Los Altos Institute Principles

Los Altos Institute shares much in common with leftist organizations, even some progressive ones. Below are eleven areas of thought about which our institute has developed distinctive positions. If you are wondering how well you would fit in with our group, here is a set of short summaries of those positions:

    1. Socialist: We are a socialist institute; we are not progressive. We reject the founding principles of progressivism of cross-partisan consensus, technocracy, Social Darwinism and a belief in historical teleology. And we reject modern manifestations of progressivism in its embrace of reformism, false conflation of socialism and liberalism and its ongoing commodification and professionalization of citizen organizing and citizen representation.
    2. Struggle-oriented: We are non solution-oriented; we are struggle-oriented. We believe that there has always existed a Manichean struggle between oppressors and the oppressed and that the struggle in which we find ourselves stretches back to the beginnings of society and will reach no conclusive end as long as humanity exists. We fight to make the time in which we live the most equitable and compassionate that it can be.
    3. Eco-centric: We believe that the greatest threat humans face is the omnicide, the collapse of planetary life support systems due to human activity and human-caused events. And we believe that capitalism is incapable confronting the omnicide and, also, intrinsically unjust.
    4. Democratic: We are democratic and, therefore, anti-technocratic. We believe in the Common Sense tradition of Thomas Paine and hold that a population that possesses basic education and a public square can metabolize, debate and pronounce upon expert knowledge when presented persuasively and accurately.
    5. Non-identitarian: We comprehend identity as Intersubjective and, therefore, not subjective. We reject the idea that there exists a pre-existent self without society. We also reject the idea that individuals are capable of unilaterally constructing their identity within society.
    6. Internationalist: We are internationalist in the tradition of George Orwell. We share the understanding that violence is systemic and inherent in both international systems and nation states and that violence is imposed upon equity- and freedom-seeking peoples and individuals from above. We also reject the idea the state is the appropriate unit with which to align internationally; internationalists must not ask what governments or states one support but rather what parties and social movements share our principles and priorities.
    7. Marxian but not Marxist: Theoretically-informed empiricists in the tradition of Edward P Thompson and Andre Gunder Frank. This means that while we borrow from key Marxist writers, we reject a Marxist teleology of history and especially a Marxist eschaton. It also means that while we borrow from Dipesh Chakrabarty, Pui Lan Kwok and other postcolonial theorists, we are materialists who believe in the existence of a discoverable, physical world that underpins social phenomena and, consequently, reject standpoint epistemology and other attempted halfway houses between reason and un-reason.
    8. We believe that gender, race and class are inherently oppressive categories from which human beings must seek to emancipate ourselves.

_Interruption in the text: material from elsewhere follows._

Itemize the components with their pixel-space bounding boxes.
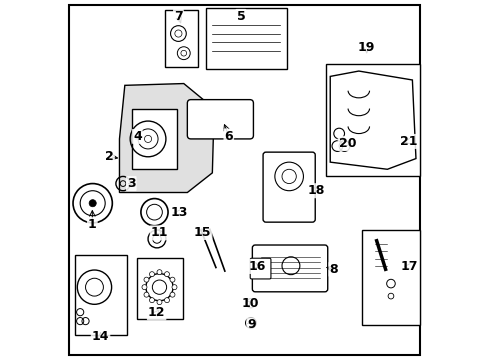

And we understand that gender, race and class arise from unequal systems of labour and property when they interact with bodily difference and culture.
    9. We understand empire to be an immanent property of demographically and geographically large systems. Our understanding is based on the work of Kevin Philips, Pekka Hämäläinen and others who understand empires as material energy-transfer structures rather than as intentional and moral agents. We believe that empires must be recognized, comprehended and democratized with the goal of creating equity-based energy systems, in the tradition of some Marxist analyses of the Inca Empire.
    10. We understand that place and space matter in the making and experience of human societies but reject the modern concept of neighbourhoods and neighbours as enshrined in municipal law and modern theories “stakeholder” groups. We reject neighbours as a historically contingent phenomenon arising from dispossession and alienation both from ancestral land connections and from the meaningful execution of mobility rights.
    11. We concur with George Manuel that there is a Fourth World comprising places and peoples still undergoing the process of colonization. British Columbia and the First Nations of BC are part of the Fourth World and we stand in solidarity with all Fourth Worlders from the Kalahari to Araucania to Skidegate in their efforts to free their people from colonialism.
    12. Egalitarian: We believe in the equal rights and dignity of all persons and abhor discrimination in its various forms such as ageism, sexism, transphobia, homophobia, racism, ableism, etc. And we recognize the rights of any group facing such discrimination to organize among themselves on the basis of the discrimination they are suffering. We also recognize that bigotry and discrimination are distinct from but originate in the capitalist economic order and the oppression in perpetrates specifically through class, gender and caste.